To be clear, G2G, lets take them one by one:

(1) Haiti: Which one are you talking about? There has been a UN mission or another in there since forever  :moose: In any event, most are police missions and none of them is "peacekeeping" but rather support to civil authorities missions. The first one, UNMIH, started before Chretien was elected, saw Mulroney agree to participate. UNSMIH, UNTMIH and MIPONUH occurred under Chretien, but they were just a continuation of the original mission. In any event the sole interest of Canadian politicians in those missions were three seats in eastern Montreal ridings with large Haitina population.

(2) Bosnia: UNPROFOR started a year before Chretien's election: Again it is a Mulroney mandate.

(3) Kosovo: UNMIK started in 1999, so under Chretien, but it was originally a civilian support mission and only turned into more and a military one in 2008 with Kosovo's declaration of independence.

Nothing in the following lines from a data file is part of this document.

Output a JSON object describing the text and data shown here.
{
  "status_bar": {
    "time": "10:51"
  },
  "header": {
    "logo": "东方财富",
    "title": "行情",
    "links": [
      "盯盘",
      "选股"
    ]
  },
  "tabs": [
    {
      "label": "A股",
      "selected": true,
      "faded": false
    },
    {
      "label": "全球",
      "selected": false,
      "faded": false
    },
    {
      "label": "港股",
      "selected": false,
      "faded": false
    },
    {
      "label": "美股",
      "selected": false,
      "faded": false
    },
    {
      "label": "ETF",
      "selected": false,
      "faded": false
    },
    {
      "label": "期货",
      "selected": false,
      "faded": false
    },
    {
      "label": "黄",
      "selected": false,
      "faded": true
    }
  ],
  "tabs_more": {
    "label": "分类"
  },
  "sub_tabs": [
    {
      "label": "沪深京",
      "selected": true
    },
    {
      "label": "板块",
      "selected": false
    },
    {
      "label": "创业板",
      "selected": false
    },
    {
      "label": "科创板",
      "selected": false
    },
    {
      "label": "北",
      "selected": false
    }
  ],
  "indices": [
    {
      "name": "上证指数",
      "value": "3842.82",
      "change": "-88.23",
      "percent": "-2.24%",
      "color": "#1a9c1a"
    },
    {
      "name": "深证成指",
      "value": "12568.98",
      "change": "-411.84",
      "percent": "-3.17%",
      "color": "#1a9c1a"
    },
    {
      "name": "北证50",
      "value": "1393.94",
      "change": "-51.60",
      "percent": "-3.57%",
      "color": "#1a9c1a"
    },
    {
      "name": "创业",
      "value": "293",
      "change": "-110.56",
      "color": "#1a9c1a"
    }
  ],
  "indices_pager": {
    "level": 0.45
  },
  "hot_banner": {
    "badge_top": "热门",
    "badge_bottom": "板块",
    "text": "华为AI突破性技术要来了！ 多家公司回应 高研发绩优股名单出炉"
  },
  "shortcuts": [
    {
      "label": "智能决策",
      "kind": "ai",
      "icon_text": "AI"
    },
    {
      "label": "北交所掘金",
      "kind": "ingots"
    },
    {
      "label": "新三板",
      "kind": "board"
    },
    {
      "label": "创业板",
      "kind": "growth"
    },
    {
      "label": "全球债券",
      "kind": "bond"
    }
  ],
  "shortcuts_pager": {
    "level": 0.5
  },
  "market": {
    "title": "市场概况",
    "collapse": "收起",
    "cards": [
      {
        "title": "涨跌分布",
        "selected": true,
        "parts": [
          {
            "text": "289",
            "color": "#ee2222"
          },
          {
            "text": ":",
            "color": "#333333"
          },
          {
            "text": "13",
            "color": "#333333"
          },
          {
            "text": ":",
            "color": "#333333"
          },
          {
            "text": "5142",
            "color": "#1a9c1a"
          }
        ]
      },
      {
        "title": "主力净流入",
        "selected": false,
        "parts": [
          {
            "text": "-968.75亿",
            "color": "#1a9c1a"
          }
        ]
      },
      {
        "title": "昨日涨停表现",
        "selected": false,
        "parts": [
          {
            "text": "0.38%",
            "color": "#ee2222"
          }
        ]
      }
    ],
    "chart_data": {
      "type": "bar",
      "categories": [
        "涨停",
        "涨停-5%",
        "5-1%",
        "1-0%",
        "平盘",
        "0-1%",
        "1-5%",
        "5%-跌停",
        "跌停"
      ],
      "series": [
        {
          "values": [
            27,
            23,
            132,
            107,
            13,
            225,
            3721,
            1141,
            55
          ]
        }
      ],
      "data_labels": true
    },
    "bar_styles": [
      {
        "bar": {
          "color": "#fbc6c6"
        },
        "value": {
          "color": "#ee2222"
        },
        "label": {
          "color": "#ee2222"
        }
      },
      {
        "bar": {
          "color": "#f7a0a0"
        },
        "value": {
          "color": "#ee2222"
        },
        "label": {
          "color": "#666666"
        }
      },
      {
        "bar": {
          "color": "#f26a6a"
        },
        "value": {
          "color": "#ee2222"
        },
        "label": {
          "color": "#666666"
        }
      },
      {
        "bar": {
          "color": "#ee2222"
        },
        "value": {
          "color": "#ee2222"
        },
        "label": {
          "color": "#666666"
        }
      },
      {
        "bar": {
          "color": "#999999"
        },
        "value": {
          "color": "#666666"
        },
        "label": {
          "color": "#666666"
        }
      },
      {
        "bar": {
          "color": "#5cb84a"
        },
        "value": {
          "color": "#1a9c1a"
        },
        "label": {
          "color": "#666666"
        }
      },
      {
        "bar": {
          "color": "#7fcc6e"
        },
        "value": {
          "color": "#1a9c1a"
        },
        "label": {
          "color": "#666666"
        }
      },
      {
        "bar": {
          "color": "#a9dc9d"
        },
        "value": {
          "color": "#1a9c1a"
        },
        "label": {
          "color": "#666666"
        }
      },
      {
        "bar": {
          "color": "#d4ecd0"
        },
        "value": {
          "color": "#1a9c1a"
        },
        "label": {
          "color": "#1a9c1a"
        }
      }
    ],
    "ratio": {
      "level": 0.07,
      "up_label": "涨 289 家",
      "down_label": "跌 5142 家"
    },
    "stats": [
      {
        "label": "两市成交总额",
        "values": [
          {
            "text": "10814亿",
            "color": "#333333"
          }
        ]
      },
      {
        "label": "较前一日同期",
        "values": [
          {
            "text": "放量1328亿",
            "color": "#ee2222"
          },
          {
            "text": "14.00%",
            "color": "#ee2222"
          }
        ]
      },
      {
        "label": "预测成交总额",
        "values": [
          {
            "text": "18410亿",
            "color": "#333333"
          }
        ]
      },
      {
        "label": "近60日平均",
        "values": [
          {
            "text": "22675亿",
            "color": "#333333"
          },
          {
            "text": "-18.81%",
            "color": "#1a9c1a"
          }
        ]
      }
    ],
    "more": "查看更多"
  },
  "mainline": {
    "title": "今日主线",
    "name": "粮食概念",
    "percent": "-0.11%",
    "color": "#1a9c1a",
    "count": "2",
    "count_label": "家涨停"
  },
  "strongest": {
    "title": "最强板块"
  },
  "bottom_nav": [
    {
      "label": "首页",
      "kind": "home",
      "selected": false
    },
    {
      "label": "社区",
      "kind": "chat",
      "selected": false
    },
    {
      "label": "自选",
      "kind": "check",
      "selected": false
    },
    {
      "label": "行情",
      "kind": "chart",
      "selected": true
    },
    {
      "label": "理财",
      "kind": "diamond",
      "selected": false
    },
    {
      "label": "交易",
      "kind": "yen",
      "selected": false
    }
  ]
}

Afghanistan: The only UN mission involving Afghanistan is UNGOMAP from 1988 to 1990, so not Chretien. KFOR is a NATO mission even if it has been instituted at the behest of the UN, and we must remember that Chretien agreed to field troops in KFOR against the advice of the Ottawa brass, for the sole purpose of being in a position to refuse to participate in the US operation to find weapons of mass destruction in IRAQ.